Volta para Informativo  
 
Pobreza, uma ameaça mundial
 
 
 
 

Mais da metade dos 2,2 bilhões de crianças do mundo sofre grandes privações devido à pobreza, à guerra e à Aids, três problemas que colocam em perigo suas vidas e o futuro de todos, segundo o balanço anual do Unicef. As estatísticas do Relatório Mundial da Infância, divulgado ontem, mostram que 640 milhões de meninos e meninas carecem de uma casa adequada; 500 milhões não têm acesso a serviços de saneamento; 400 milhões não dispõem de água potável e 270 milhões não podem recorrer aos serviços de saúde.

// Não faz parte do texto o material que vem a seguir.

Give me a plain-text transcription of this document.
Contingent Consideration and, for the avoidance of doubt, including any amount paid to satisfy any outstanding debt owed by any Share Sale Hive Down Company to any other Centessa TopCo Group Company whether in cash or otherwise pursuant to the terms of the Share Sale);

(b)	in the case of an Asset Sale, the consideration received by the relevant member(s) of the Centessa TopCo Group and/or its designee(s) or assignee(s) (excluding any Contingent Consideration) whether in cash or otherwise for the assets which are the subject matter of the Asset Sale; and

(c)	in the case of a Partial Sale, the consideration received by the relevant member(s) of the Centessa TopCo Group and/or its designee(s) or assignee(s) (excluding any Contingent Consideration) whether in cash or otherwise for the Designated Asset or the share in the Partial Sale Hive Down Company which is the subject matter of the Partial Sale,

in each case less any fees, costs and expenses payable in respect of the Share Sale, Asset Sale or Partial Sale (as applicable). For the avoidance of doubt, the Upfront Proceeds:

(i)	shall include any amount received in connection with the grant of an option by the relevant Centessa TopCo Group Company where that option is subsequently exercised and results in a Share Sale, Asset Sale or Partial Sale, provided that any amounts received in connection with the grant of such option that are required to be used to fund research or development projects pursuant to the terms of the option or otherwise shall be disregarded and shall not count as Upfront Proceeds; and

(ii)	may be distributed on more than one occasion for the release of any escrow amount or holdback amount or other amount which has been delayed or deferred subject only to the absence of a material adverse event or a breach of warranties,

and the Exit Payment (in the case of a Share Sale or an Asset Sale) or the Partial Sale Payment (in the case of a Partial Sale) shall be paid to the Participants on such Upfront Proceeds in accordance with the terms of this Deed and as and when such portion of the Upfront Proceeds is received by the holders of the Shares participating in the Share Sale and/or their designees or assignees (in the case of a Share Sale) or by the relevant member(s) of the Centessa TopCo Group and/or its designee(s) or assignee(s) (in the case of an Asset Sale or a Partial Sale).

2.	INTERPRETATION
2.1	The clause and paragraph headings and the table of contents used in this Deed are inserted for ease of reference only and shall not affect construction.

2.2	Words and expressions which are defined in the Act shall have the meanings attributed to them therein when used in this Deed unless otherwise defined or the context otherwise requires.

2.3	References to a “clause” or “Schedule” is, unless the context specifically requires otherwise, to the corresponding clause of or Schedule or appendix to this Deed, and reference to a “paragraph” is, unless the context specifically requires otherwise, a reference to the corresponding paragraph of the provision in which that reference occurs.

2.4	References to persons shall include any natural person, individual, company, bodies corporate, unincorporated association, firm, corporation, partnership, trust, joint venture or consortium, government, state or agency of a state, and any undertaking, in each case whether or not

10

O Unicef lembra que 140 milhões de crianças nunca foram à escola e 90 milhões sofrem graves privações de alimentos. E também ressalta que 10,6 milhões morreram em 2003 no mundo todo antes de completar cinco anos, e que a maioria dessas mortes poderia ter sido evitada.

O documento revela que a pobreza não é exclusiva dos países em desenvolvimento e que a proporção de menores que vivem em lares com baixa renda nos últimos dez anos aumentou em 11 de 15 países industrializados. A pobreza menospreza a capacidade da família de se ocupar dos menores e é um fator que favorece fenômenos tão repudiáveis como o trabalho infantil, no qual estão envolvidas 180 milhões de crianças, ou sua exploração na indústria do sexo, problema que atinge dois milhões de menores.

O relatório analisa como as guerras, a Aids e a pobreza incidem na vida infantil e lembra que 55 dos 59 conflitos armados ocorridos entre 1990 e 2000 foram internos e não entre países. Suas repercussões sobre a infância são dramáticas. O relatório menciona o fato de que mais da metade dos 3,6 milhões de mortos em guerras desde 1990 eram crianças.

Em muitos países, os beligerantes consideram os menores objetivos bélicos e se servem deles como soldados, para abusos sexuais, atos de violência e assassinatos. A violência sexual foi generalizada, por exemplo, nos conflitos de Serra Leoa, Libéria, Sudão e República Democrática do Congo, afirma o estudo, que destaca ainda o perigo representado pelas minas terrestres, que a cada ano matam mais de 15 mil pessoas, das quais uma de cada cinco é uma criança.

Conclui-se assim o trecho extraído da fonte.